Mais plus encore, étudier la force de vivre suppose aussi un engagement complet, sans faille et sans compromis, une vie qui déplace la médiocrité et qui ne se satisfait que des pôles ou d’expériences paroxystiques. L’homme qui revendique cette force est un ambitieux, un courageux qui s’oriente, mû par une force morale sans précédent, est capable de se révolter et de lutter contre des décisions qu’il juge iniques ou intolérables. Revendiquer la force de vivre, c’est réclamer la vie, la grande, la vraie, celle qui dépasse le quotidien décevant, une vie qui se consume certes, mais qui fait de l’homme un être heureux et qui le pousse à développer ses qualités humaines.

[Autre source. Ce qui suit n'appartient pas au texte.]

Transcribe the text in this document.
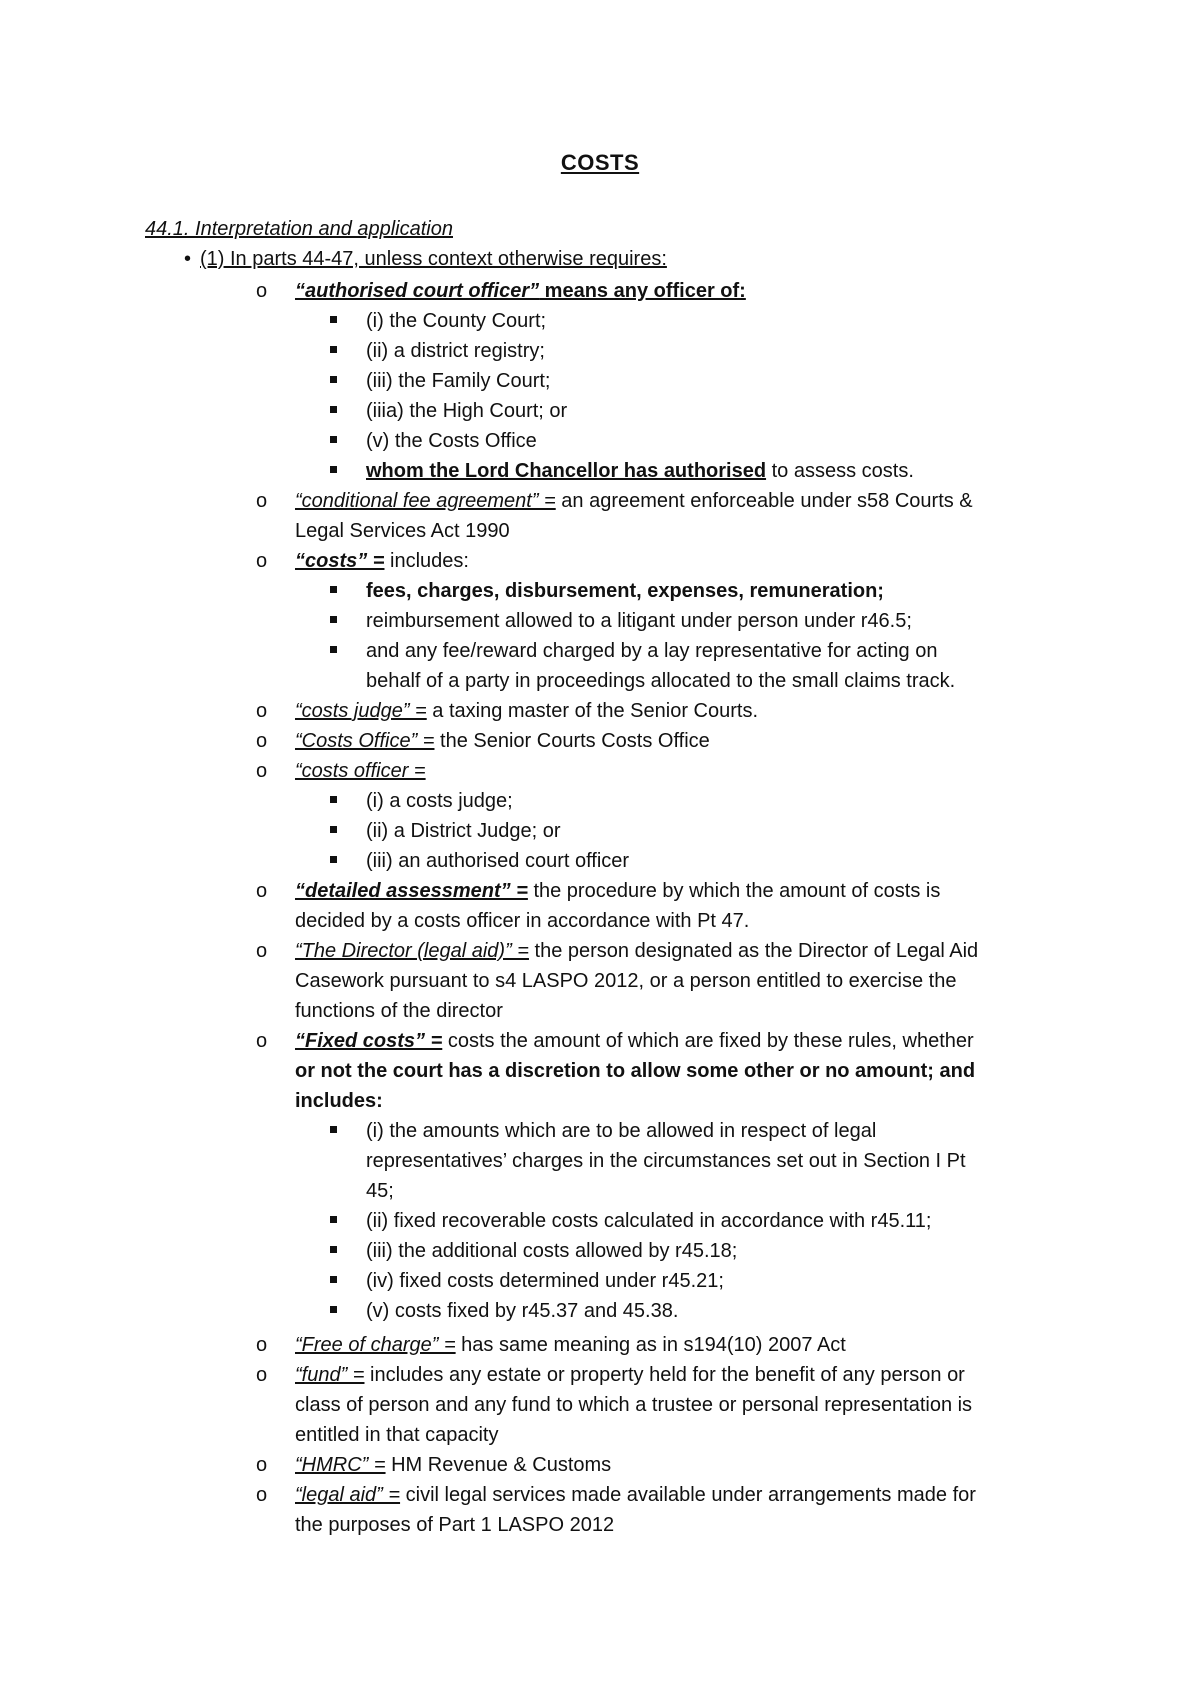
COSTS
44.1. Interpretation and application
• (1) In parts 44-47, unless context otherwise requires:
o “authorised court officer” means any officer of:
(i) the County Court;
(ii) a district registry;
(iii) the Family Court;
(iiia) the High Court; or
(v) the Costs Office
whom the Lord Chancellor has authorised to assess costs.
o “conditional fee agreement” = an agreement enforceable under s58 Courts &
Legal Services Act 1990
o “costs” = includes:
fees, charges, disbursement, expenses, remuneration;
reimbursement allowed to a litigant under person under r46.5;
and any fee/reward charged by a lay representative for acting on
behalf of a party in proceedings allocated to the small claims track.
o “costs judge” = a taxing master of the Senior Courts.
o “Costs Office” = the Senior Courts Costs Office
o “costs officer =
(i) a costs judge;
(ii) a District Judge; or
(iii) an authorised court officer
o “detailed assessment” = the procedure by which the amount of costs is
decided by a costs officer in accordance with Pt 47.
o “The Director (legal aid)” = the person designated as the Director of Legal Aid
Casework pursuant to s4 LASPO 2012, or a person entitled to exercise the
functions of the director
o “Fixed costs” = costs the amount of which are fixed by these rules, whether
or not the court has a discretion to allow some other or no amount; and
includes:
(i) the amounts which are to be allowed in respect of legal
representatives’ charges in the circumstances set out in Section I Pt
45;
(ii) fixed recoverable costs calculated in accordance with r45.11;
(iii) the additional costs allowed by r45.18;
(iv) fixed costs determined under r45.21;
(v) costs fixed by r45.37 and 45.38.
o “Free of charge” = has same meaning as in s194(10) 2007 Act
o “fund” = includes any estate or property held for the benefit of any person or
class of person and any fund to which a trustee or personal representation is
entitled in that capacity
o “HMRC” = HM Revenue & Customs
o “legal aid” = civil legal services made available under arrangements made for
the purposes of Part 1 LASPO 2012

Cependant, la force de rester en vie peut s’analyser aussi tout à fait différemment : puisque la quoddité de la mort, comme dirait Jankélévitch, ne fait pas l’ombre d’un doute et que la vie est bornée, rester en vie est alors un moyen de dessiller le regard de l’homme, de dresser un impitoyable tableau de vanités qui permettra à l’individu d’avoir une vie épurée dans laquelle toute possession sera jugée vaine, comme un ersatz absurde de gloire.

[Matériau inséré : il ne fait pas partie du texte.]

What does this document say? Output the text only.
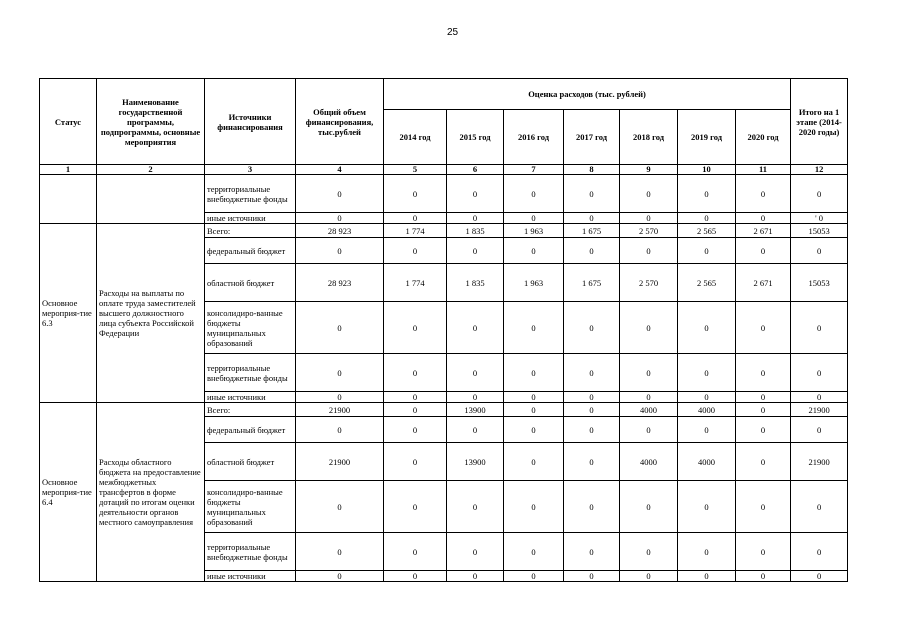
25
Статус	Наименование государственной программы, подпрограммы, основные мероприятия	Источники финансирования	Общий объем финансирования, тыс.рублей	Оценка расходов (тыс. рублей)							Итого на 1 этапе (2014-2020 годы)
				2014 год	2015 год	2016 год	2017 год	2018 год	2019 год	2020 год	
1	2	3	4	5	6	7	8	9	10	11	12
		территориальные внебюджетные фонды	0	0	0	0	0	0	0	0	0
		иные источники	0	0	0	0	0	0	0	0	' 0
Основное мероприя-тие 6.3	Расходы на выплаты по оплате труда заместителей высшего должностного лица субъекта Российской Федерации	Всего:	28 923	1 774	1 835	1 963	1 675	2 570	2 565	2 671	15053
		федеральный бюджет	0	0	0	0	0	0	0	0	0
		областной бюджет	28 923	1 774	1 835	1 963	1 675	2 570	2 565	2 671	15053
		консолидиро-ванные бюджеты муниципальных образований	0	0	0	0	0	0	0	0	0
		территориальные внебюджетные фонды	0	0	0	0	0	0	0	0	0
		иные источники	0	0	0	0	0	0	0	0	0
Основное мероприя-тие 6.4	Расходы областного бюджета на предоставление межбюджетных трансфертов в форме дотаций по итогам оценки деятельности органов местного самоуправления	Всего:	21900	0	13900	0	0	4000	4000	0	21900
		федеральный бюджет	0	0	0	0	0	0	0	0	0
		областной бюджет	21900	0	13900	0	0	4000	4000	0	21900
		консолидиро-ванные бюджеты муниципальных образований	0	0	0	0	0	0	0	0	0
		территориальные внебюджетные фонды	0	0	0	0	0	0	0	0	0
		иные источники	0	0	0	0	0	0	0	0	0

Alors, peut-être que le seul salut qui soit réside dans l’écriture, manifestation la plus évidente de cette force de vivre ou de revivre ou de survivre… L’écriture permet à celui qui souffre de coucher sa douleur sur le papier mais aussi de la modeler, la façonner et l’esthétiser. À l’opposé du refoulement ou du traumatisme, celui qui souffre utilise la douleur dans toute sa brutalité comme une matière vive à retravailler pour la dépasser et retrouver une force, celle qui lui permettra de poursuivre sa vie ou, dans une perspective stoïcienne, celle qui l’endurcira face aux autres coups du sort. Reste alors que ce travail psychanalytique n’est jamais autocentré : si l’écriture est une force nouvelle pour l’écrivain désireux d’avancer dans la vie, il écrit et s’écrit aussi pour se connaître et co-naître. Car l’acte d’écriture est donné en partage à un lecteur, frère de circonstance, qui, lui aussi, pourra se reconnaître dans l’expérience narrée ou étudiée.
Pour répondre à ces différentes questions, nous nous appuierons sur l’avant-propos et le quatrième livre du Gai savoir du philosophe allemand Friedrich Nietzsche, qui, après une longue période de maladie, propose une nouvelle philosophie, fondée sur le renversement. Nous verrons aussi comment l’écrivaine biélorusse, lauréate du Prix Nobel de Littérature en 2015 pour l’ensemble de son œuvre, Svetlana Alexievitch, dans son récit et essai La Supplication : Tchernobyl, chronique du monde après l’apocalypse écrit en 1997, ouvrage polyphonique, construits sur des témoignages réels, traite de la douleur des corps irradiés et des cœurs abîmés par la catastrophe nucléaire de Tchernobyl en 1986, tout comme Victor Hugo, qui, dans les livres IV et V, « Pauca meae » et « En marche », des Contemplations, évoque, avec émotion le décès de sa fille Léopoldine, et d’autres êtres chers ainsi que ses années d’exil après la félonie de Louis-Napoléon Bonaparte.